If we are working with an underscore in number literals then we should follow some rules. You don’t need to remember these rules, just look and observe them once. When you are using an underscore in program then remember only one thing that Underscore is used for communication, for better understanding between programmers.

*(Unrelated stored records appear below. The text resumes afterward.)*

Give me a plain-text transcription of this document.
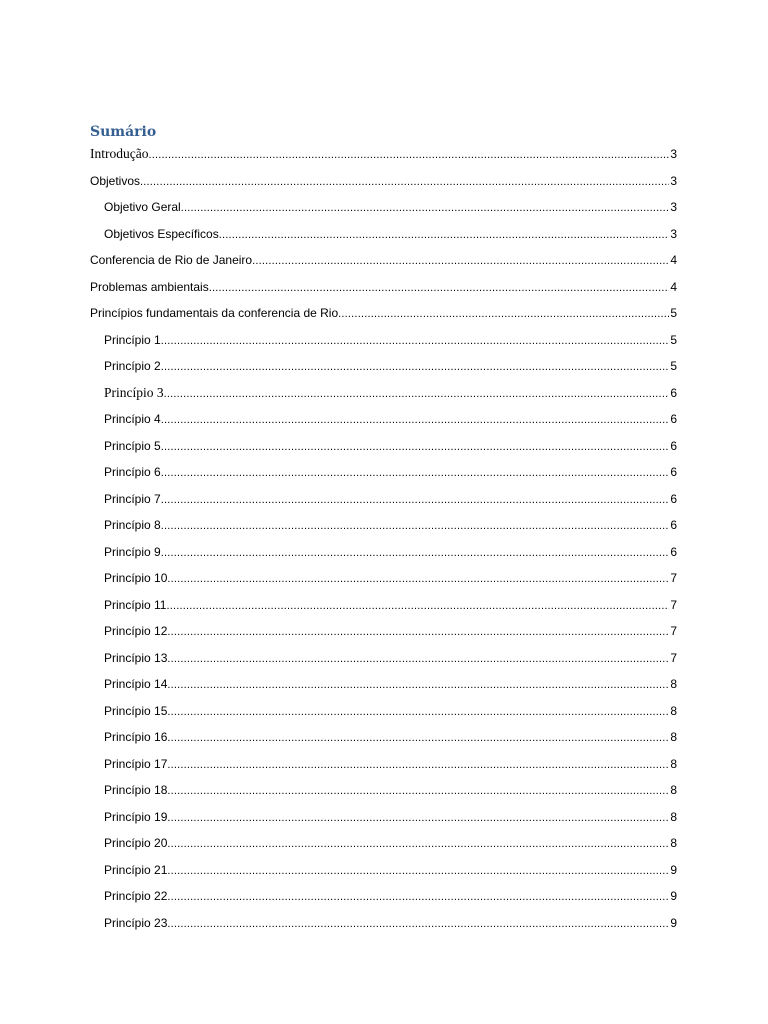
Sumário
Introdução .....	3
Objetivos .....	3
Objetivo Geral .....	3
Objetivos Específicos .....	3
Conferencia de Rio de Janeiro .....	4
Problemas ambientais .....	4
Princípios fundamentais da conferencia de Rio .....	5
Princípio 1 .....	5
Princípio 2 .....	5
Princípio 3 .....	6
Princípio 4 .....	6
Princípio 5 .....	6
Princípio 6 .....	6
Princípio 7 .....	6
Princípio 8 .....	6
Princípio 9 .....	6
Princípio 10 .....	7
Princípio 11 .....	7
Princípio 12 .....	7
Princípio 13 .....	7
Princípio 14 .....	8
Princípio 15 .....	8
Princípio 16 .....	8
Princípio 17 .....	8
Princípio 18 .....	8
Princípio 19 .....	8
Princípio 20 .....	8
Princípio 21 .....	9
Princípio 22 .....	9
Princípio 23 .....	9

1. Underscore must be in between digits. We should not use it at the begin or end of the number.

double d1 = 1_00_000;
double d2 = _1_00_00; //error: cannot find symbol 
double d3 = _10000; //error: cannot find symbol 
double d4 = 1_00_000_; //error: illegal underscore

2. We can use multiple underscore in between a number.

double d1 = 1_000;
double d2 = 1_00_000; 
double d2 = 1__00___000;
class Program{
     public static void main(String[] args) {
       double d1 = 1_00_000;
       double d2 = 1_0_0_0_0_0;
       double d3 = 1_____00___00__0_0;

       System.out.println(d1);
       System.out.println(d2);
       System.out.println(d3);
     }
 }

Output:-

100000.0
100000.0
1000000.0

3. Underscore is not allowed immediatly before and after the dot (.) symbol in floating point number.

double d1 = 1_00_000.89;
double d2 = 1_00_000.8_9;
double d3 = 1_00_000._89; // error
double d4 = 1_00_000_.89; // error
double d5 = 1_00_000_._89; // error
float f1 = 1_00_000_.89; // error

4. Underscore is not allowed immediately before or after suffix characters L, F, and D.

 double d1 = 1_00_000L;
 double d2 = 1_00_000_L; // error
 double d3 = 1_00_000L_; // error
 double d4 = 100000_L; // error
 double d5 = 1_00_000_F; // error
 double d6 = 100_000D_; // error

5. Underscore is not allowed immediatly before, after and in between the prefix characters 0X, 0x, 0B, and 0b. But for octal literal underscore can be used only after 0.

// hexadecimal 
int n1 = _0xA123; // error
int n2 = 0_xA123; // error
int n3 = 0x_A123; // error
int n4 = 0xA_123;
int n5 = 0xA_12_3;
// binary
int n6 = _0B1010; // error
int n7 = 0_B1010; // error
int n8 = 0B_1010; // error
int n9 = 0B10_10;
class Program{
     public static void main(String[] args) {
       //int n1 = _015; //error
       //int n2 = _0123; //error

       int n3 = 0_123;
       int n4 = 0_15;
       int n5 = 01_5;
       int n6 = 0_1_00_00;

       System.out.println(n3);
       System.out.println(n4);
       System.out.println(n5);
       System.out.println(n6);
     }
 }

Output:-

83
13
13
4096

We can use underscore in octal literal after zero, but not before zero.